"Dollars!" said Hetty. "And gold-dust! Is there nothing else worth having?"
"Well," said Leger drily, "when you have no prospect of getting it, it's as well to content oneself with dollars. If I remember rightly you used to think a good deal of a shilling in England."
Hetty glanced at him sharply with hazy eyes. "What do you mean by—no prospect of getting it?"
"I don't quite know. You suggested the notion. Anyway, I scarcely think Esmond can make out very much of a case against us. He doesn't really know that Tomlinson was at the bakery."

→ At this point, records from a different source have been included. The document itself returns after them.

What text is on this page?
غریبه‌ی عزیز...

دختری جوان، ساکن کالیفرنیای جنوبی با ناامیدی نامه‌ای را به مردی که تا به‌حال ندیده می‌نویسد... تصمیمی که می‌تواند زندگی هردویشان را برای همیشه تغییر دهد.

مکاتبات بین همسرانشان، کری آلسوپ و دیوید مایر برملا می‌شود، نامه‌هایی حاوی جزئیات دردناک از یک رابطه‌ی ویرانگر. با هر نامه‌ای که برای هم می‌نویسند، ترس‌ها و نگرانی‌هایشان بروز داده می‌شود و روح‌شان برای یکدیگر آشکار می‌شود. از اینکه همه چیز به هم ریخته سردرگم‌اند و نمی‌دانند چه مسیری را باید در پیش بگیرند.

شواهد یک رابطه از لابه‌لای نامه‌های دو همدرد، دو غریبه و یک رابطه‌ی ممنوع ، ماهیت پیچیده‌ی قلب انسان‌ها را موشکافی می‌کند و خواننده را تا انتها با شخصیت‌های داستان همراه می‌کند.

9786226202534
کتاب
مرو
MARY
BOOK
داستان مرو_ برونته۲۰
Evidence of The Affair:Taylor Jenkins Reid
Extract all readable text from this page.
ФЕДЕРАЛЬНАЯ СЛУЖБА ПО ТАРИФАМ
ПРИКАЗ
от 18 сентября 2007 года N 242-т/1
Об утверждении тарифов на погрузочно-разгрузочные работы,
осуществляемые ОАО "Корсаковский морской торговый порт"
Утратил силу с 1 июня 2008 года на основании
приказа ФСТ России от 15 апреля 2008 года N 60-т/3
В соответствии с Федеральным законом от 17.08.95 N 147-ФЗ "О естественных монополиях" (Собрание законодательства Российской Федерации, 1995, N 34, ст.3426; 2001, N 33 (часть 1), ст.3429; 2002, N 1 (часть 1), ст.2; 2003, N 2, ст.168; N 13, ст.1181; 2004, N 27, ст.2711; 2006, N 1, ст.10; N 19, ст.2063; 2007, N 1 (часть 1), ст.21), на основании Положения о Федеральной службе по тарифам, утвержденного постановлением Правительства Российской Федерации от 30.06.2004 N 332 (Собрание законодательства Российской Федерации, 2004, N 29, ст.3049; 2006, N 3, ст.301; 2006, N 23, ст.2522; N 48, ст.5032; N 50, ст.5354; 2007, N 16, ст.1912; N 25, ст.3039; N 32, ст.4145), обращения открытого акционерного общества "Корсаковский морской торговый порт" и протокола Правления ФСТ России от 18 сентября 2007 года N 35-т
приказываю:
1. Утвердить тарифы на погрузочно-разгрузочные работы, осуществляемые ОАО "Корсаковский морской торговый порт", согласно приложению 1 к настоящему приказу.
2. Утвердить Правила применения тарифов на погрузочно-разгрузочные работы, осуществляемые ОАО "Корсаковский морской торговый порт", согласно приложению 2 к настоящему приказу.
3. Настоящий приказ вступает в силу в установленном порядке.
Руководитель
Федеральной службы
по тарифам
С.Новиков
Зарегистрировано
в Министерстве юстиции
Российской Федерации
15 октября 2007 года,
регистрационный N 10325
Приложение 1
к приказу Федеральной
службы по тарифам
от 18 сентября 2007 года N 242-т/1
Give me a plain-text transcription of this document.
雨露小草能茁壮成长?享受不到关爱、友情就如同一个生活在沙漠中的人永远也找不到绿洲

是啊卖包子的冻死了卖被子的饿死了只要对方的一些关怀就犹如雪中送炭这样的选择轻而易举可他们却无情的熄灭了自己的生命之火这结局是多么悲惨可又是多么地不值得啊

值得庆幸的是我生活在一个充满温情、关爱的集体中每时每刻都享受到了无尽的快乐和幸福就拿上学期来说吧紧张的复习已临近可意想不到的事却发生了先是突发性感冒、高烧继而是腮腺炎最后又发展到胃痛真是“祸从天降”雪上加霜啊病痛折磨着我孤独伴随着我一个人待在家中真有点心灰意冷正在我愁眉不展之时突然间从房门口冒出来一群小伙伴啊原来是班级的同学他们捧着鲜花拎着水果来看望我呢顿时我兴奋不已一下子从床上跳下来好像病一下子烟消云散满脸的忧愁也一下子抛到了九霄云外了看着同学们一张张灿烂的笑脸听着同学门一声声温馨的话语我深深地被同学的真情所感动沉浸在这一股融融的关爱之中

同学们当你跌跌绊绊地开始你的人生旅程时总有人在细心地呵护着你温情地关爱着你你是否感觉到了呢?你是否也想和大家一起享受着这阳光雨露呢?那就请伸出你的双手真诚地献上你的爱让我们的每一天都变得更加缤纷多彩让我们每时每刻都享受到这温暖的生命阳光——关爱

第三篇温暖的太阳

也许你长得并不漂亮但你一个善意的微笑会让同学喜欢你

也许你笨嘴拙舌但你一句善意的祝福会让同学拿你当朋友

"It isn't that that's worrying me. It's—everything," said Hetty.
"I don't think you need cry over Tomlinson. The boys will take care of him."
"I wasn't crying about Tomlinson. In fact, I'm not sure I was crying at all. Still, you see, it was all my fault."
Leger smiled whimsically. "Well," he said, "I scarcely think that should afford you any great satisfaction, though it almost seems to do so. No doubt it's part of a girl's nature to make trouble of the kind."
Hetty closed one hand. "I'm going to be angry in a minute. That's not the way to talk to any one who's feeling—what I am just now."
Leger rose and patted her shoulder. "I'd sooner see you raging than looking as you do. Shake the mood off, Hetty. It isn't in the least like you."